In the case of Reed v. Edwards the dog would hunt game on his own account. It was kept by a farmer on land adjoining the land of the plaintiff on which there was game preserved. The gamekeepers of the plaintiff had found the dog before doing injury, and had gone and complained to the owner of the dog about the very [dog in question] going upon that land and doing injury. The defendant, knowing the dog was a bad character, allowed it to be at large in the neighbourhood of the plaintiff’s wood, in which there was game, so that the entry of the dog into the wood and the destruction of game was the natural and immediate result of the animal's peculiar and mischievous disposition, which his owner knew and did not control. That was a very peculiar case. Now if the plaintiff in this case could show that any of those greyhounds was of that disposition as was mentioned in the case quoted to go and hunt cats, for instance, on its own account, not merely as dogs always would, but committed trespass on other people’s premises - if that could be shown, and that the defendant knew it, thought then that the case would be brought within the application, and a new trial ought to be granted. He therefore should leave it to Mr. Seldon to consider that and if he thought right he might have a new rule [verdict] upon a new trial. If he thought not, the rule would be refused and without costs, because he thought the defendant might have done something in the way of making an offer to plaintiff. He could not enforce it. The defendant had had costs open his non-suit [both parties had to pay their own costs for a non-suit], and he did not think he should be inclined to extend that privilege.

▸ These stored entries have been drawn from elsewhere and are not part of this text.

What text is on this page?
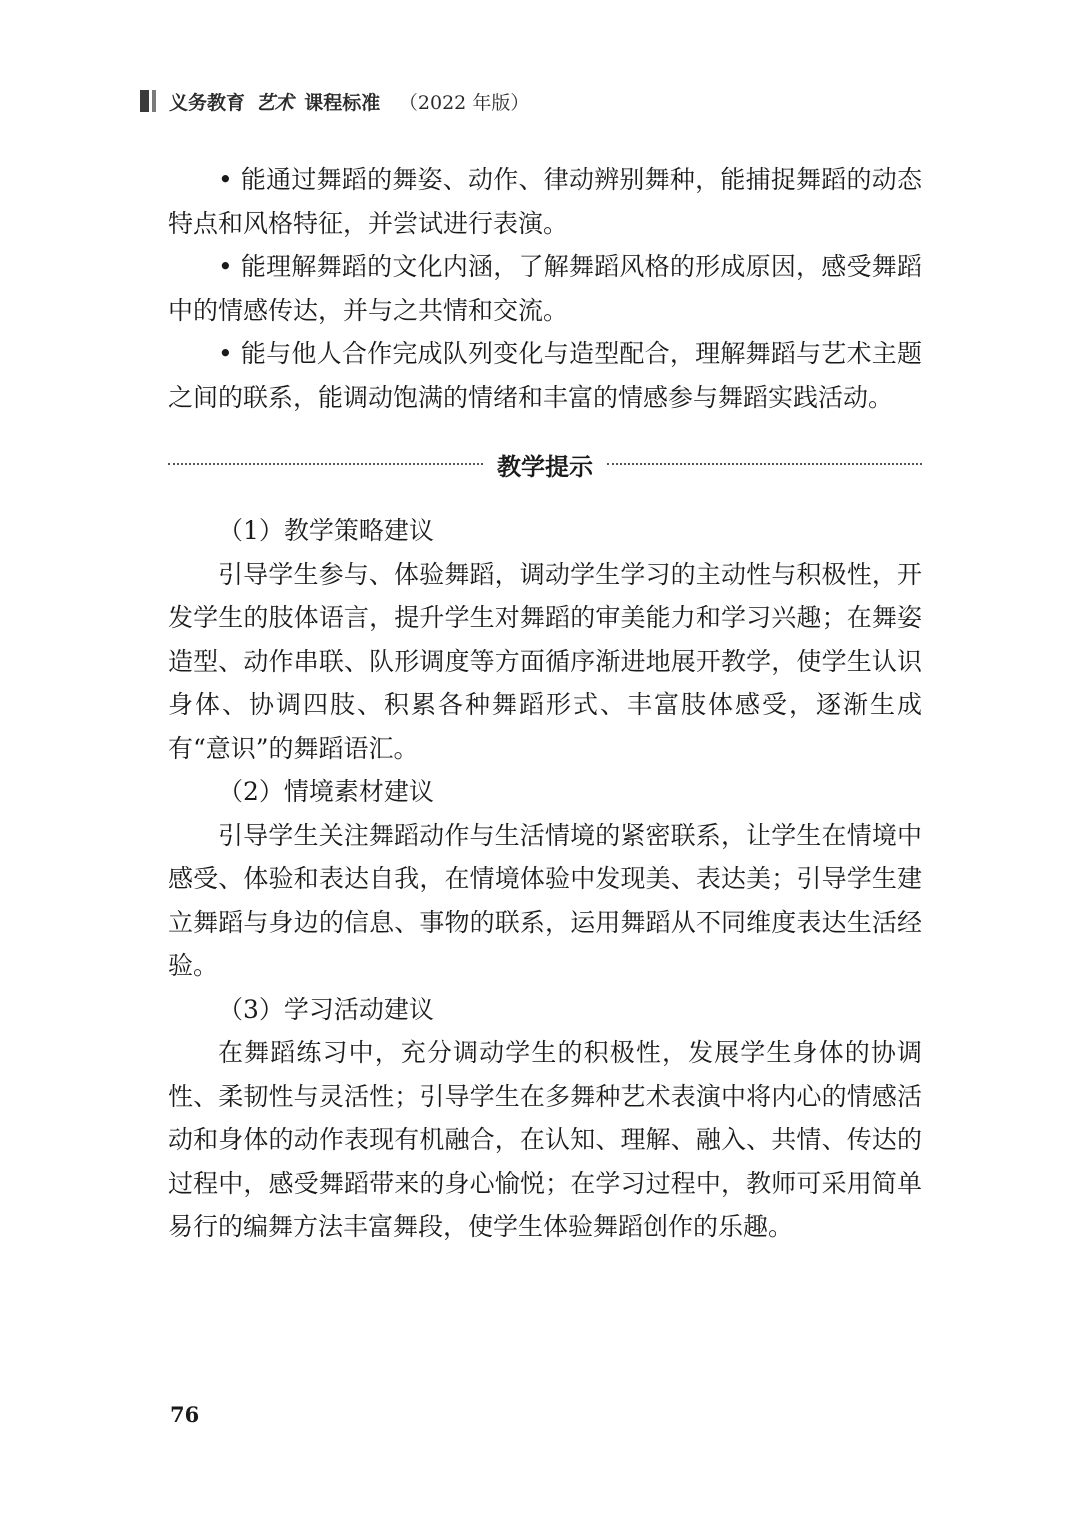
义务教育 艺术 课程标准 （2022 年版）

• 能通过舞蹈的舞姿、动作、律动辨别舞种，能捕捉舞蹈的动态特点和风格特征，并尝试进行表演。

• 能理解舞蹈的文化内涵，了解舞蹈风格的形成原因，感受舞蹈中的情感传达，并与之共情和交流。

• 能与他人合作完成队列变化与造型配合，理解舞蹈与艺术主题之间的联系，能调动饱满的情绪和丰富的情感参与舞蹈实践活动。

教学提示

（1）教学策略建议

引导学生参与、体验舞蹈，调动学生学习的主动性与积极性，开发学生的肢体语言，提升学生对舞蹈的审美能力和学习兴趣；在舞姿造型、动作串联、队形调度等方面循序渐进地展开教学，使学生认识身体、协调四肢、积累各种舞蹈形式、丰富肢体感受，逐渐生成有“意识”的舞蹈语汇。

（2）情境素材建议

引导学生关注舞蹈动作与生活情境的紧密联系，让学生在情境中感受、体验和表达自我，在情境体验中发现美、表达美；引导学生建立舞蹈与身边的信息、事物的联系，运用舞蹈从不同维度表达生活经验。

（3）学习活动建议

在舞蹈练习中，充分调动学生的积极性，发展学生身体的协调性、柔韧性与灵活性；引导学生在多舞种艺术表演中将内心的情感活动和身体的动作表现有机融合，在认知、理解、融入、共情、传达的过程中，感受舞蹈带来的身心愉悦；在学习过程中，教师可采用简单易行的编舞方法丰富舞段，使学生体验舞蹈创作的乐趣。

76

Mr. Peldon : You grant me a new trial, then?
is Honour: If you bring it within that case [Reed v. Edwards].

[Nothing more is reported. His Honour hinted that there was already an out-of-court settlement on offer to Mrs. Allen. It is likely that Mr. Tarr, knowing that his dogs had more than once killed other people’s pets, settled out of court rather than risk losing the case and having to pay the value of the cat plus court costs. ]

This is an interesting and important account because the media reported it in depth and reported the discussion of whether a cat was “property.” Although it appears to have been settled out of court, the publicity may have served as a warning to dog-owners. The judge was very fair – he had to challenge Mr. Seldon on both statute and case law to see if the case would stand up in court or just be a costly waste of time to the plaintiff. He decided it would stand up in court. Nowadays, cats are considered property and owners can sue over theft and damage, plus there are various animal cruelty laws in force as well.